Referring back to Recycled Rotts, the rescue from which Gunnie came eight years earlier, I was directed to Kountry Kennels in Naperville.
So here we were in mid-February driving 30 minutes with a large achy, prone to carsickness dog, headed to a swim and hoping for the best.
When we arrived Gun was welcomed by staff who walked him into the pool area. Jean La Pietra, the kennel owner and a certified canine aqua therapist met us will open arms. I’m not sure who was more apprehensive, the dog or I.
Jean started by fitting Gunnie with an extra-large life jacket with two clasps under his body and one around his neck. Another doughnut floating was Velcro-fastened around his neck to keep water out of his ears and face.
Examining what he decided were steps that were too narrow, 140 pounds of dog froze on the pool edge. We encouraged. He dug in. We cajoled. He looked put upon. Finally, we shoved. And while Jean stood in the 4-foot deep spa in a neoprene wet suit, I, in my sweat shirt, jeans and gym shoes, found myself grateful for the 80 degree room temperature as I attempted to dry off.
Gunther, who was used to being showered, not bathed, had never been immersed in water before. He stopped; he paddled hard with his front feet briefly, soaking me in the few areas he’d missed first time around. And then he realized the pool’s 92-degree water felt good. And for the first time in almost 4 weeks post-op, he was moving his left leg with fervor.
And the restlessness frustrated dog who hated the leash and missed his long walks and yard runs, was burning off energy pent up for weeks.
Based on a signed veterinarian’s referral which noted he had no heart, breathing or ear problems and approving a 1-month trial, Gunnie was allowed 15 minutes of swim the first time.
With Jean’s assistance and encouragement, he made slow lazy laps around the pool, periodically stopping at the whirlpool jets to enjoy the blast of warm water on his sore muscles. At the 15 minute time limit, we began to encourage Gunny to rejoin me on semi-dry land. However, he’d now gotten the hang of this paddle-paddle stop at the jets and get a blast on the leg, rest on the rest-bench arrangement. As with his entrance to the pool, he now refused to exit. But unlike his entrance, a push wasn’t an option. The straps which allowed Jean to direct him around the pool with ease, were not strong enough with which to lift him.
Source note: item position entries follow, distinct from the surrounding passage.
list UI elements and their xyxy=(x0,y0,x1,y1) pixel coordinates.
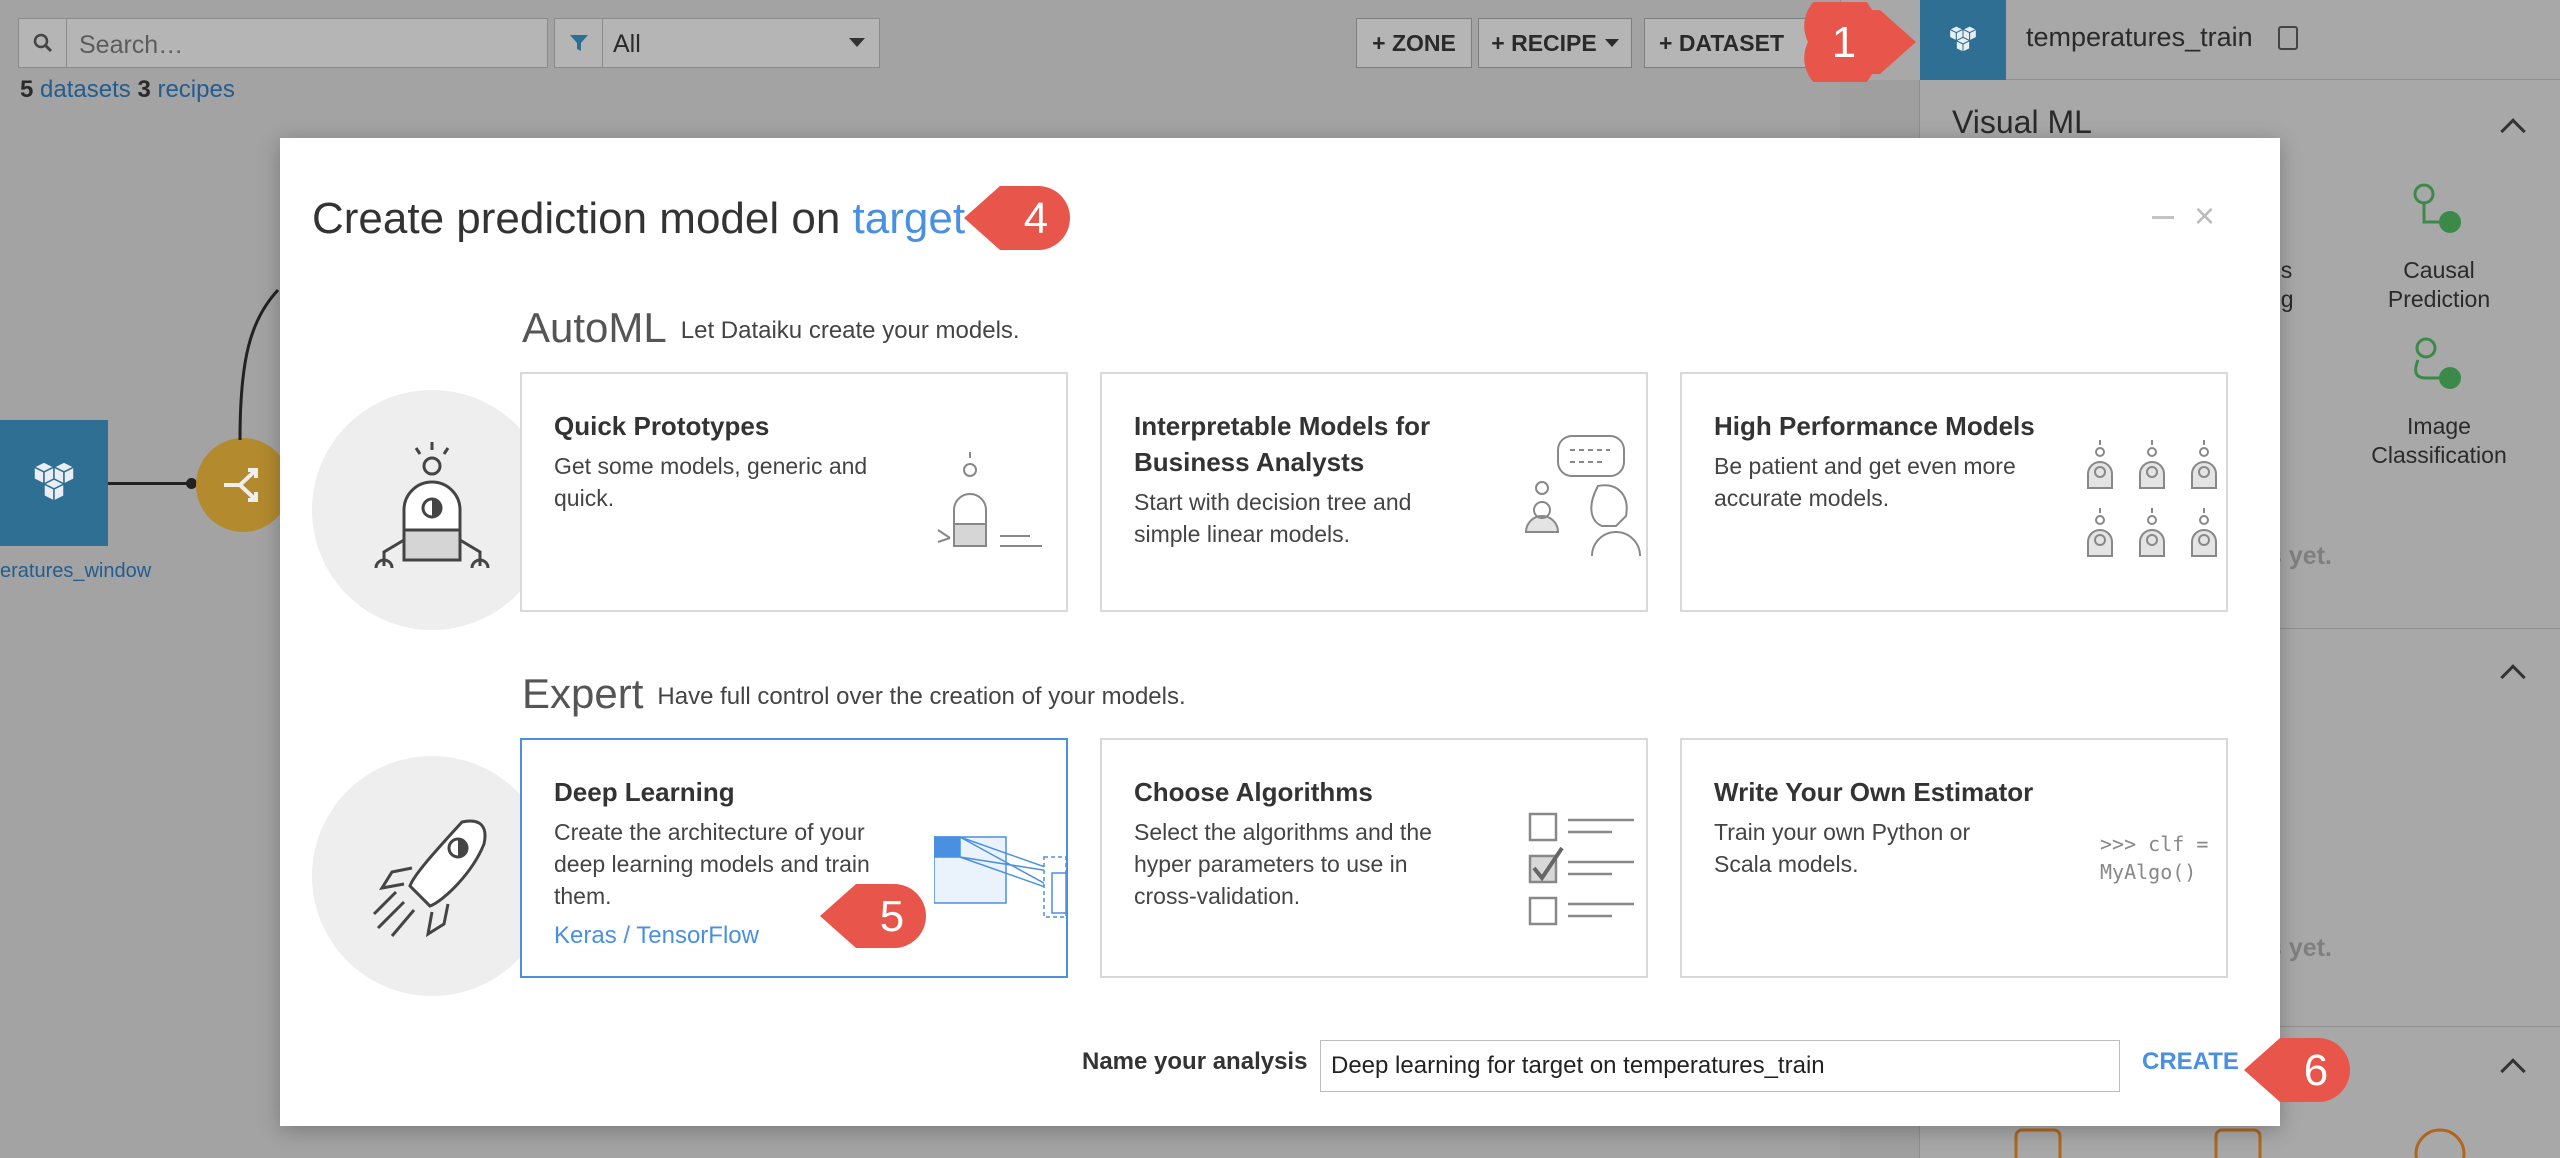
search-icon xyxy=(19,19,67,67)
card-title: Quick Prototypes xyxy=(554,411,770,441)
edit-icon xyxy=(2214,1128,2262,1158)
deep-learning-card[interactable]: Deep Learning Create the architecture of… xyxy=(520,738,1068,978)
callout-number: 4 xyxy=(1023,194,1049,243)
callout-5: 5 xyxy=(818,876,936,956)
causal-prediction-item[interactable]: Causal Prediction xyxy=(2356,256,2522,314)
datasets-link[interactable]: datasets xyxy=(40,76,131,103)
add-dataset-button[interactable]: + DATASET xyxy=(1644,18,1810,68)
flow-counts: 5 datasets 3 recipes xyxy=(20,76,235,104)
interpretable-models-card[interactable]: Interpretable Models for Business Analys… xyxy=(1100,372,1648,612)
automl-title: AutoML xyxy=(522,304,667,351)
analysis-name-input[interactable] xyxy=(1320,1040,2120,1092)
causal-prediction-icon xyxy=(2413,183,2461,233)
card-description: Be patient and get even more accurate mo… xyxy=(1714,453,2016,511)
write-your-own-estimator-card[interactable]: Write Your Own Estimator Train your own … xyxy=(1680,738,2228,978)
add-recipe-button[interactable]: + RECIPE xyxy=(1478,18,1632,68)
card-title: Deep Learning xyxy=(554,777,735,807)
callout-number: 5 xyxy=(879,892,905,941)
flow-edge xyxy=(108,482,196,485)
card-title: Interpretable Models for Business Analys… xyxy=(1134,411,1431,477)
split-recipe-icon xyxy=(224,468,258,502)
choose-algorithms-card[interactable]: Choose Algorithms Select the algorithms … xyxy=(1100,738,1648,978)
search-input[interactable]: Search… xyxy=(79,31,183,60)
keras-tensorflow-link[interactable]: Keras / TensorFlow xyxy=(554,922,759,950)
target-label: target xyxy=(852,194,966,243)
dialog-title-prefix: Create prediction model on xyxy=(312,194,841,243)
card-title: Choose Algorithms xyxy=(1134,777,1373,807)
edit-icon xyxy=(2014,1128,2062,1158)
recipe-node[interactable] xyxy=(196,438,290,532)
quick-prototype-icon xyxy=(937,452,1042,547)
neural-network-icon xyxy=(934,836,1066,918)
expert-title: Expert xyxy=(522,670,644,717)
add-dataset-label: + DATASET xyxy=(1659,29,1785,56)
code-snippet: >>> clf = MyAlgo() xyxy=(2100,832,2209,884)
automl-subtitle: Let Dataiku create your models. xyxy=(680,316,1020,344)
filter-value: All xyxy=(613,30,641,58)
add-zone-button[interactable]: + ZONE xyxy=(1356,18,1472,68)
card-title: High Performance Models xyxy=(1714,411,2035,441)
dialog-title: Create prediction model on target xyxy=(312,194,988,244)
chevron-down-icon xyxy=(1604,39,1619,47)
upload-icon xyxy=(2414,1128,2466,1158)
dataset-icon xyxy=(32,461,76,503)
card-title: Write Your Own Estimator xyxy=(1714,777,2034,807)
expert-illustration xyxy=(312,756,552,996)
many-robots-icon xyxy=(2087,440,2217,557)
automl-illustration xyxy=(312,390,552,630)
filter-select[interactable]: All xyxy=(554,18,880,68)
callout-1: 1 xyxy=(1800,2,1918,82)
callout-4: 4 xyxy=(962,178,1080,258)
rocket-icon xyxy=(372,819,487,938)
filter-icon xyxy=(555,19,603,67)
card-description: Start with decision tree and simple line… xyxy=(1134,489,1412,547)
add-recipe-label: + RECIPE xyxy=(1491,29,1597,56)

Once again I found myself cajoling, begging and crooning. With Jean “strongly encouraging” Gunther’s back end, while remaining cognitive of his recent leg surgery, I grabbed a collar and pulled. Suddenly he was out of the water. Now that he was done, he had figured out this was a fun excursion. He could play. His sense of humor came out. Now was the time to shake and saturate the few remaining inches of my dry clothes before I could throw towels over all of him. And he did so.
Now out the pool, Jean dried him down with towels, then blow dried him with a grooming dryer. Meanwhile as I held his head, he wiggled and moved and readjusted, until the moment I realized he had maneuvered me to within centimeters of the pool edge. Clearly if he was wet, I should be.
Tuckered and out and blow dried dry, the drive home was far more peaceful than the trip there. Once home, Gun spent the remainder of the day in his favorite sleeping spot in the family room.
For those seeking a way to exercise an overweight or injured dog, with a doctor’s permission, aqua therapy is the way to go.